UFC betting & AI glossary
Every term FightVex uses, in plain English — from moneylines and no-vig probability to EV, CLV and Monte Carlo.
- Moneyline
- A bet on who wins the fight. Negative odds (e.g. -150) mark the favourite; positive odds (e.g. +130) mark the underdog and a bigger payout.
- Underdog
- The fighter the market expects to lose, priced at plus odds. FightVex's Upset Radar surfaces underdogs the Vex AI actually favours.
- Implied probability
- The win chance baked into a price. -200 implies about 67%; +150 implies about 40%. It's how you turn odds into a probability.
- No-vig (fair) probability
- Implied probability with the bookmaker's margin (the 'vig') stripped out, so both sides add to 100%. FightVex compares the Vex AI's number to this fair line.
- The vig (juice)
- The bookmaker's built-in margin — why both sides of a fight imply more than 100% combined. It's the house edge casual bettors quietly pay.
- Value / edge
- When your estimated probability is higher than the market's implied probability for the same outcome. Positive edge is the whole point of betting profitably.
- Expected value (EV)
- The average result of a bet if it were repeated many times, given your probability and the odds. Positive EV means a mathematically profitable bet over the long run.

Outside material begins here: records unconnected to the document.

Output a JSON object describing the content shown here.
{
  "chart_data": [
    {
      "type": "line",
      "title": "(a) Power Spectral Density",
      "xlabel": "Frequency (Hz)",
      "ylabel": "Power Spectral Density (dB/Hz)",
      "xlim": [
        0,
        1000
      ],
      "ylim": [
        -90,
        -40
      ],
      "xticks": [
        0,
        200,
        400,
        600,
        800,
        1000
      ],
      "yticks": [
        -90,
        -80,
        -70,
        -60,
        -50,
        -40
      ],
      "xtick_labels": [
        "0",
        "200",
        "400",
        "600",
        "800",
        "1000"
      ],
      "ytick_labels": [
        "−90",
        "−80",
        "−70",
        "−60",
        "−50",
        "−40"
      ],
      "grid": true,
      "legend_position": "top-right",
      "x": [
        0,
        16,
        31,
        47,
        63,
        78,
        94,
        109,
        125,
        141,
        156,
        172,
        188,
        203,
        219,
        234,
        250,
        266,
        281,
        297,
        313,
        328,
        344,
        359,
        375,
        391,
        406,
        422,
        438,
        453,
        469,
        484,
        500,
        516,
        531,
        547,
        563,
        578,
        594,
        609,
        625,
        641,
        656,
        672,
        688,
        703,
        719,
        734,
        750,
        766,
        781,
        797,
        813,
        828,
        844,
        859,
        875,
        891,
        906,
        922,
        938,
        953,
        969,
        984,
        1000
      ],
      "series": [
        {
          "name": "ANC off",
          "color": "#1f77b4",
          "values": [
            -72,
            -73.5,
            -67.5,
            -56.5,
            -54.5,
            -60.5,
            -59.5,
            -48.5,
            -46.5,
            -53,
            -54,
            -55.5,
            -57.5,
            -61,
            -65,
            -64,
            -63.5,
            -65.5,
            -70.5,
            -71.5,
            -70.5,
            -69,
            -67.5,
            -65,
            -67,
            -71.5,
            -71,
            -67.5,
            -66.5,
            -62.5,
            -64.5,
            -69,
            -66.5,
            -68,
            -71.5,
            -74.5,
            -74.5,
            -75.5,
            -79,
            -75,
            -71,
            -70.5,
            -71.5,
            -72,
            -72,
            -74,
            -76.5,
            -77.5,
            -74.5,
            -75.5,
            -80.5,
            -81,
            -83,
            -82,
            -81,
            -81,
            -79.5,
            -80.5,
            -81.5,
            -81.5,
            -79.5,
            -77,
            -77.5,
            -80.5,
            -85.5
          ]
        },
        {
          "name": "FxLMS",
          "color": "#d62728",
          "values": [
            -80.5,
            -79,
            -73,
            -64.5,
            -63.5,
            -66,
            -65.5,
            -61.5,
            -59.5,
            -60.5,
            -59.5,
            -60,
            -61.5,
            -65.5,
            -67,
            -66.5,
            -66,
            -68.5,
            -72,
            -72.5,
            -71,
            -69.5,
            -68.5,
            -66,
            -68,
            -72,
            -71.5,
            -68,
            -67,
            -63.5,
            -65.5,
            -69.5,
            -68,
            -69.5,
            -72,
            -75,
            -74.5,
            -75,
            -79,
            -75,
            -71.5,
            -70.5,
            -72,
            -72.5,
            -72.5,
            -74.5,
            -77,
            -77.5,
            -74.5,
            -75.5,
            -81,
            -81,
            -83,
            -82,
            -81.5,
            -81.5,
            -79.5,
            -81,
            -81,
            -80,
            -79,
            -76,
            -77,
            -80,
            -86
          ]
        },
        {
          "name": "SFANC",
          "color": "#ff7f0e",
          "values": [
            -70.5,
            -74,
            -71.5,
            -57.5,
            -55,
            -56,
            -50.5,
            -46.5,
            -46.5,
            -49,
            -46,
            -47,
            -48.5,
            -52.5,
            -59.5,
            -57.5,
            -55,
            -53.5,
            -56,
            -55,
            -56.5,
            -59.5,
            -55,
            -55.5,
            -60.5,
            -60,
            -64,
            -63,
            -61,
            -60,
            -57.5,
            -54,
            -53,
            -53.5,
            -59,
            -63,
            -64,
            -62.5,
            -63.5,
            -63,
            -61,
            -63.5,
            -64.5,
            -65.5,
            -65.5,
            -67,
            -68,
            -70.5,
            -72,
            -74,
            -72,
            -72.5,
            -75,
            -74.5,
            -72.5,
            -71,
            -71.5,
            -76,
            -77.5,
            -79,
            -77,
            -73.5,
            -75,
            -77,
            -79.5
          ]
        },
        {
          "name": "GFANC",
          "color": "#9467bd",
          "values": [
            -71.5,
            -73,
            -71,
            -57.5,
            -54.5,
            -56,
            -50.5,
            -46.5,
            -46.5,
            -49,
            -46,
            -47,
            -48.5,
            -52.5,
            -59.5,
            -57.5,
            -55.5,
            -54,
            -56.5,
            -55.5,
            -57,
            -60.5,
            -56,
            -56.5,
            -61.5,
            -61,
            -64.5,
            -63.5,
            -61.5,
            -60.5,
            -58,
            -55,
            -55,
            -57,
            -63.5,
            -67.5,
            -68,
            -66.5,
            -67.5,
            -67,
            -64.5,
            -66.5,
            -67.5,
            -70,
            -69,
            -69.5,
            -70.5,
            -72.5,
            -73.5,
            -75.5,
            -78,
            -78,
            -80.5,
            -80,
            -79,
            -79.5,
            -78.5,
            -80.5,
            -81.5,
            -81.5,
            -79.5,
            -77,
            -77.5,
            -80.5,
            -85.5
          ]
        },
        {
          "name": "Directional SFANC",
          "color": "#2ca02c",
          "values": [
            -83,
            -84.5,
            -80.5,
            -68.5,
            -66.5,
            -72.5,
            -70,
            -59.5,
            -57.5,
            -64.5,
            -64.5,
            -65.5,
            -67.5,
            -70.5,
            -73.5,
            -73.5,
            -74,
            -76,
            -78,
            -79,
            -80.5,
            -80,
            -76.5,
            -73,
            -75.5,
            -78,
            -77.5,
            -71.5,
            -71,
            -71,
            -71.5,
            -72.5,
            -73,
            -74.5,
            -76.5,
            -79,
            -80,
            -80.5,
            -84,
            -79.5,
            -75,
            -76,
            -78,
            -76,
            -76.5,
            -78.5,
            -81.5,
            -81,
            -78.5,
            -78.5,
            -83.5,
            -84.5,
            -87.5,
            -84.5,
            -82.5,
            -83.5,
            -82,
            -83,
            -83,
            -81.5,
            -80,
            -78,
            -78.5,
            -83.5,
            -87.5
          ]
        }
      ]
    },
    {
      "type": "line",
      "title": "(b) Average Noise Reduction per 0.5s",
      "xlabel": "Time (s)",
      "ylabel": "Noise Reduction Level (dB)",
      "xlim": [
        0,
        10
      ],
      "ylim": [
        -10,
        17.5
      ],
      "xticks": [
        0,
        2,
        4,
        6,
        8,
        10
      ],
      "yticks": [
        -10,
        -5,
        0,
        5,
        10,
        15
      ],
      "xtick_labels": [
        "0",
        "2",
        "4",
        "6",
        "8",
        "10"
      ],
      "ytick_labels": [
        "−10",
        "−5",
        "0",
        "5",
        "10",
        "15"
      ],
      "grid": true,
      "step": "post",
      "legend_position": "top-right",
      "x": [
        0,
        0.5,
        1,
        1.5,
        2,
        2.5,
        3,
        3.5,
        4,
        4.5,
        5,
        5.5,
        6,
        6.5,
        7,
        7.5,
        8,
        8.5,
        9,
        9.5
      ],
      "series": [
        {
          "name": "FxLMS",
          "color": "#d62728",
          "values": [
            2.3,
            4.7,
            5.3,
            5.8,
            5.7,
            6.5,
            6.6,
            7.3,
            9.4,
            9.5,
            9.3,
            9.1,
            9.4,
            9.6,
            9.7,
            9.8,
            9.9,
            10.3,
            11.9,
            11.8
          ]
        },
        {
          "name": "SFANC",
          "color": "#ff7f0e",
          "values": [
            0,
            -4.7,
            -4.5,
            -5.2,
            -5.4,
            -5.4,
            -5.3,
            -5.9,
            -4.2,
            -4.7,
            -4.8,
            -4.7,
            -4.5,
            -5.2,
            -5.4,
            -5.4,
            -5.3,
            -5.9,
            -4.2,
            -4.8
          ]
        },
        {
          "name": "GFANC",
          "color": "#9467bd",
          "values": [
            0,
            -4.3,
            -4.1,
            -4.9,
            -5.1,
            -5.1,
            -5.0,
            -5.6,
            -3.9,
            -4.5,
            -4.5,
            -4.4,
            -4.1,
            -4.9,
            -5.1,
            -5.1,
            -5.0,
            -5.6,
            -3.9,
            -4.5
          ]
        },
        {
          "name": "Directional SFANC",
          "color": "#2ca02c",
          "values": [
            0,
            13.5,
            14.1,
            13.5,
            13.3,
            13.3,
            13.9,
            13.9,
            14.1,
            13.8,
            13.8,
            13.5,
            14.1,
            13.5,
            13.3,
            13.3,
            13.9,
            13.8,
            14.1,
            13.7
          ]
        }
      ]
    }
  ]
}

- Closing-line value (CLV)
- Whether you bet at a better price than where the market closed. Consistently beating the close is the strongest evidence of a real edge — FightVex tracks the model's CLV.
- Kelly criterion
- A bankroll formula for how much to stake based on your edge and the odds, balancing growth against risk of ruin. FightVex includes a Kelly calculator.
- Monte Carlo simulation
- Playing a fight out thousands of times with realistic randomness, then counting the outcomes. FightVex runs each bout 50,000 times to produce its win %, method and round.
- Calibration
- How well stated probabilities match reality — when a model says 65%, it should win about 65% of the time. FightVex's predictions are calibrated against thousands of real results.
- Method of victory
- How a fight ends: KO/TKO, submission or decision. The Vex AI estimates the probability of each, not just the winner.

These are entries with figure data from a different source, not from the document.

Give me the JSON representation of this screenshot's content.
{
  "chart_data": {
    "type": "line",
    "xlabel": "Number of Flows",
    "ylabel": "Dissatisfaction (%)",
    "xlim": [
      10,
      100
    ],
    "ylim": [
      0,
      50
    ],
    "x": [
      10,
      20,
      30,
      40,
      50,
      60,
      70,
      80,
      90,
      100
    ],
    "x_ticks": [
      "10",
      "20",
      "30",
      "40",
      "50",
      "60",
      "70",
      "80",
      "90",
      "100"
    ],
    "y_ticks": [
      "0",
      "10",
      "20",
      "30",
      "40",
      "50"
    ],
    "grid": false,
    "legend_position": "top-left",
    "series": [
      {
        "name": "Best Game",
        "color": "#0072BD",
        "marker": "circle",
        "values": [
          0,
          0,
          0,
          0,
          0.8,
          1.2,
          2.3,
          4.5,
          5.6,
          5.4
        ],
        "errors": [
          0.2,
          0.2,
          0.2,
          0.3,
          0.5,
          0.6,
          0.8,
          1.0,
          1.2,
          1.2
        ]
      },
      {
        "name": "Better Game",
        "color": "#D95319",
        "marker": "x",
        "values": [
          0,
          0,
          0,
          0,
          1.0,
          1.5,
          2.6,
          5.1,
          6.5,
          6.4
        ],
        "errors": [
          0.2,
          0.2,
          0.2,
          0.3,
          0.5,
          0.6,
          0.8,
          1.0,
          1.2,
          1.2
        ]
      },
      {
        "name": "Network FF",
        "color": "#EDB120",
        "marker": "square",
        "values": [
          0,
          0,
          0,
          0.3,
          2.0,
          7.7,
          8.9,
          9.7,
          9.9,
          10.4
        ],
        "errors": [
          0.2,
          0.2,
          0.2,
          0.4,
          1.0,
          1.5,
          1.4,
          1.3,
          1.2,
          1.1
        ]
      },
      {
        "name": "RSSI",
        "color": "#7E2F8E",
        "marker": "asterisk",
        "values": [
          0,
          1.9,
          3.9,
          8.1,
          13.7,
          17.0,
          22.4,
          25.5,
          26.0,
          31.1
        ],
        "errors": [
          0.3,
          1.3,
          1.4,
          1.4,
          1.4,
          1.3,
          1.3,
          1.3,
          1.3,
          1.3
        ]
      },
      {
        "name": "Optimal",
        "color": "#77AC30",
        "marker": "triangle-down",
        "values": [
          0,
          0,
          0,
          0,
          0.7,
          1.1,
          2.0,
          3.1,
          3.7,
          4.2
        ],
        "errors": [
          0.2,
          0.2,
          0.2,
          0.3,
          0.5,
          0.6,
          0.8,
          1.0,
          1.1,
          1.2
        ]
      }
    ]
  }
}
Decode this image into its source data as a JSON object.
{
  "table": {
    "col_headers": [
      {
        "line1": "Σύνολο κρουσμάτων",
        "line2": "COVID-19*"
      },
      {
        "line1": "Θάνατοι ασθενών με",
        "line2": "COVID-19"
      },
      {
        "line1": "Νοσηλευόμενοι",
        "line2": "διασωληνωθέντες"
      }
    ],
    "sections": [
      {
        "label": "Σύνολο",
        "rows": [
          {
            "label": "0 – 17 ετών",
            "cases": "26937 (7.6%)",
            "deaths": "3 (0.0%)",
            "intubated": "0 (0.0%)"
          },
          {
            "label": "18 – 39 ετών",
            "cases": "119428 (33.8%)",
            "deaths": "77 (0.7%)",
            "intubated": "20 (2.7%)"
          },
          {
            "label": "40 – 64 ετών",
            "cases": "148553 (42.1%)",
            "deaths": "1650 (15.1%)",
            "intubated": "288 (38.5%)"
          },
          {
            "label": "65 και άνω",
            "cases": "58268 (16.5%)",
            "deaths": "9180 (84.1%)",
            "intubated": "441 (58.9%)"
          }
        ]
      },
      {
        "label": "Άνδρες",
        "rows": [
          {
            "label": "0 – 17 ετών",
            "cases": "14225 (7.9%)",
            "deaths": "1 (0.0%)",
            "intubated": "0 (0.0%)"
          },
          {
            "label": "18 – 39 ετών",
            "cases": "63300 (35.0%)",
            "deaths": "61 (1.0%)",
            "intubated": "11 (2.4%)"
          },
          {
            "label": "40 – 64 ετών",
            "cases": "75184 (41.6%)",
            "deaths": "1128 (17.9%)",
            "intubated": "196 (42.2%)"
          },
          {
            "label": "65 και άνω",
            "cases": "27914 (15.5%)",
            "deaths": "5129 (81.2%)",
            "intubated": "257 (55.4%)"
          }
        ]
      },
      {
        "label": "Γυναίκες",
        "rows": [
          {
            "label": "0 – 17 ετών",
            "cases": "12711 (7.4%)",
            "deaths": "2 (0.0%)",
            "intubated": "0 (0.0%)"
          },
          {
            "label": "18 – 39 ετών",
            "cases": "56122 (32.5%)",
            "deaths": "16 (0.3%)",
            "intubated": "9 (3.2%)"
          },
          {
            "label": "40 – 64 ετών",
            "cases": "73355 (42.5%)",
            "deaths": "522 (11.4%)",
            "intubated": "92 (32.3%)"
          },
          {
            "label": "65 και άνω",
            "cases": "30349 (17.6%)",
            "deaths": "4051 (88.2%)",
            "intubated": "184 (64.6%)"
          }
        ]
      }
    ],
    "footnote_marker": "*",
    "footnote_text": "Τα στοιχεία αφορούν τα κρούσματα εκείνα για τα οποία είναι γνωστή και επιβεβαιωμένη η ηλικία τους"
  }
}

- Strength of schedule (SOS)
- The quality of opponents a fighter has faced. Beating elite competition counts for more than beating journeymen, and the model accounts for it.
- Short notice
- Taking a fight with little time to prepare or cut weight — a real disadvantage the model debuffs when it applies.
- Missed weight
- Failing to make the contracted weight at the official weigh-in, usually meaning a hard, draining cut. FightVex factors it into fight-week adjustments.
- Backtest
- Re-running the model over historical fights — using only data available before each bout — to measure real accuracy without hindsight (FightVex: ~64.6% over 10,000+ bouts).